No escritório, tudo era normal, mas quando saíamos, a gente se pegava escondido em qualquer rua escura, que era especial pros nossos beijos e amassos. Nos encontros de família, na frente de todo mundo não rolava nada, quase não nos falávamos e tudo seguia normal. Íamos pro hotel e nos acabávamos com muita paixão. Quando levava ela pra casa, às vezes entrava, cumprimentava os filhos dela no quarto e, se o marido não estivesse, comia ela em pé na cozinha, uma rapidinha, como se diz. Pra umas festas, fiquei dormindo na casa dela, as duas famílias se davam bem, as crianças dormiam num quarto com a porta fechada, ela com o marido no quarto deles e eu com a minha mulher no espaço entre os dois quartos; minha mulher e o marido dela acordaram cedo e foram pro pátio tomar chimarrão, dos quartos dava pra ouvir a conversa: nossos filhos Dormiam até tarde, ela acordou e me viu acordado, a porta estava aberta, ali, deitada na cama começou a se tocar enquanto me olhava. Levantei devagar e vi que da janela a gente controlava os movimentos dos nossos parceiros, então comecei a passar a língua nela, até ouvir minha mulher dizer: "vou esquentar água". Rapidamente voltei pro colchão fingir que tava dormindo. Quando minha esposa voltou pro quintal e dava pra ouvir ela continuando a conversar, ela se levantou, veio até mim, colocou na boca e deixou dura.

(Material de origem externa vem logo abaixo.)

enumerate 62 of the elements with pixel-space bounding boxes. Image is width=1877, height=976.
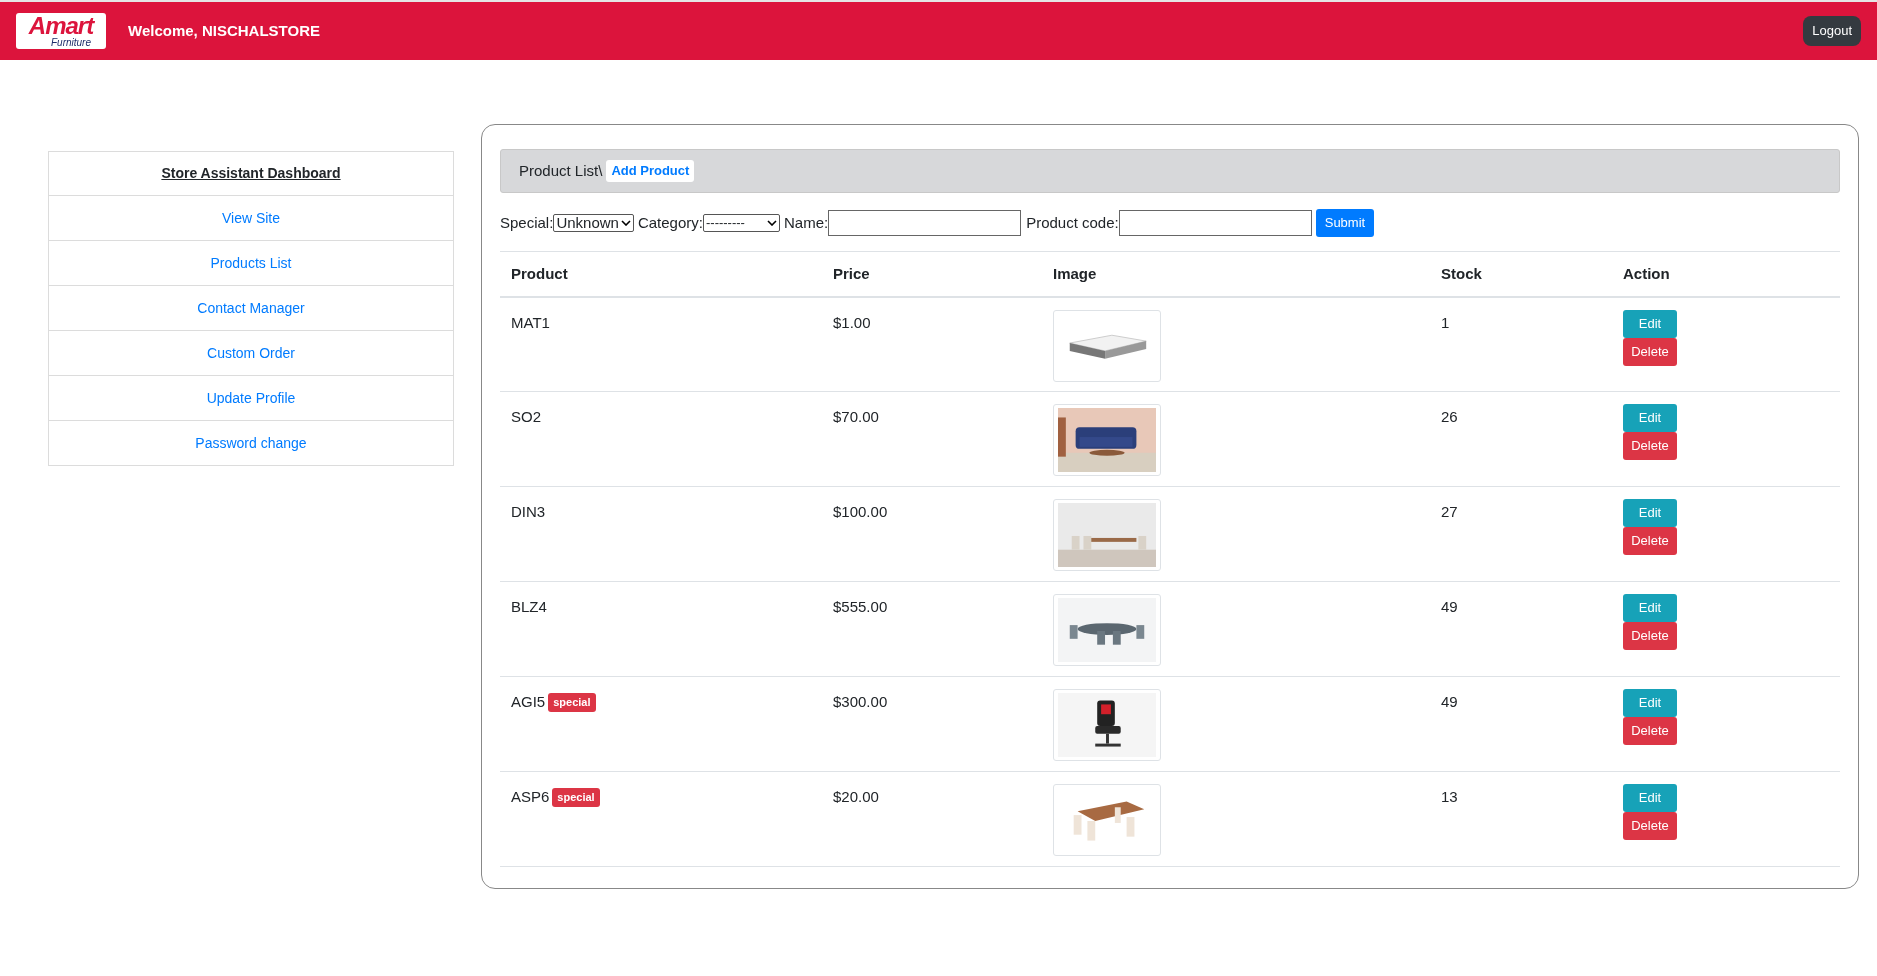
logo-subtitle: Furniture	[51, 38, 91, 48]
filter-label: Special:	[500, 212, 554, 233]
column-header: Action	[1612, 251, 1840, 297]
sidebar-link[interactable]: View Site	[48, 196, 454, 241]
edit-button[interactable]: Edit	[1623, 499, 1677, 527]
category-select[interactable]: ---------	[702, 214, 780, 232]
price: $555.00	[833, 598, 888, 615]
edit-button[interactable]: Edit	[1623, 309, 1677, 338]
submit-button[interactable]: Submit	[1315, 209, 1375, 237]
price: $300.00	[833, 693, 888, 710]
stock-count: 49	[1441, 693, 1458, 710]
edit-button[interactable]: Edit	[1623, 689, 1677, 717]
edit-button[interactable]: Edit	[1623, 784, 1677, 812]
product-code: MAT1	[511, 312, 550, 333]
sidebar-title: Store Assistant Dashboard	[48, 151, 454, 196]
stock-count: 49	[1441, 598, 1458, 615]
product-code: DIN3	[511, 502, 546, 522]
filter-label: Name:	[783, 212, 829, 233]
name-field[interactable]	[828, 210, 1022, 236]
logo-word: Amart	[28, 14, 94, 38]
filter-label: Category:	[637, 212, 703, 233]
logo[interactable]: Amart Furniture	[16, 13, 106, 49]
edit-button[interactable]: Edit	[1623, 404, 1677, 432]
delete-button[interactable]: Delete	[1623, 337, 1677, 366]
product-code-field[interactable]	[1118, 210, 1312, 236]
product-code: AGI5	[511, 692, 546, 712]
product-code: BLZ4	[511, 597, 547, 617]
sidebar-link[interactable]: Update Profile	[48, 376, 454, 421]
stock-count: 13	[1441, 788, 1458, 805]
edit-button[interactable]: Edit	[1623, 594, 1677, 622]
price: $70.00	[833, 408, 879, 425]
sidebar-link[interactable]: Custom Order	[48, 331, 454, 376]
caret-icon	[766, 220, 777, 226]
delete-button[interactable]: Delete	[1623, 432, 1677, 460]
welcome-text: Welcome, NISCHALSTORE	[128, 20, 320, 41]
column-header: Stock	[1430, 251, 1612, 297]
sidebar-link[interactable]: Password change	[48, 421, 454, 466]
price: $1.00	[833, 313, 871, 331]
delete-button[interactable]: Delete	[1623, 527, 1677, 555]
price: $20.00	[833, 788, 879, 805]
stock-count: 27	[1441, 503, 1458, 520]
caret-icon	[620, 220, 631, 226]
delete-button[interactable]: Delete	[1623, 717, 1677, 745]
logout-button[interactable]: Logout	[1803, 16, 1861, 46]
sidebar-link[interactable]: Products List	[48, 241, 454, 286]
special-select[interactable]: Unknown	[553, 214, 634, 232]
stock-count: 1	[1441, 313, 1450, 331]
product-code: ASP6	[511, 787, 550, 807]
delete-button[interactable]: Delete	[1623, 812, 1677, 840]
price: $100.00	[833, 503, 888, 520]
stock-count: 26	[1441, 408, 1458, 425]
breadcrumb-text: Product List\	[519, 160, 603, 181]
add-product-link[interactable]: Add Product	[606, 160, 695, 182]
sidebar-link[interactable]: Contact Manager	[48, 286, 454, 331]
filter-label: Product code:	[1026, 212, 1119, 233]
delete-button[interactable]: Delete	[1623, 622, 1677, 650]
column-header: Image	[1042, 251, 1430, 297]
column-header: Price	[822, 251, 1042, 297]
column-header: Product	[500, 251, 822, 297]
product-code: SO2	[511, 407, 541, 427]
special-badge: special	[552, 788, 600, 807]
special-badge: special	[548, 693, 596, 712]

Encostei ela na janela do quintal e meti, ela mordia a mão pra não gritar, eu não fazia barulho. Sussurrando no ouvido dela, falei: "vou gozar". Ela, sem mais, se abaixou, colocou na boca e engoliu tudo.
Olá, meu nome é Mauri, o que vou contar aconteceu há alguns anos. Eu era casado, mas minha mulher era muito tradicional e transava pouco, ainda mais depois dos filhos. Trabalhava numa empresa onde também trabalhava minha cunhada, uma mulher séria, quase uma freira. Sem grandes atributos, mas sim, só de pensar nela, o tesão já me dava um nó na cabeça. Quase todo dia a gente se via e às vezes trabalhávamos juntos em projetos diferentes, dentro e fora do escritório. Quando coincidia no horário, eu levava ela em casa, conversávamos sobre coisas comuns, sem aprofundar muito, e eu, como bom safado, na hora da despedida dava os beijos perto da comissura dos lábios.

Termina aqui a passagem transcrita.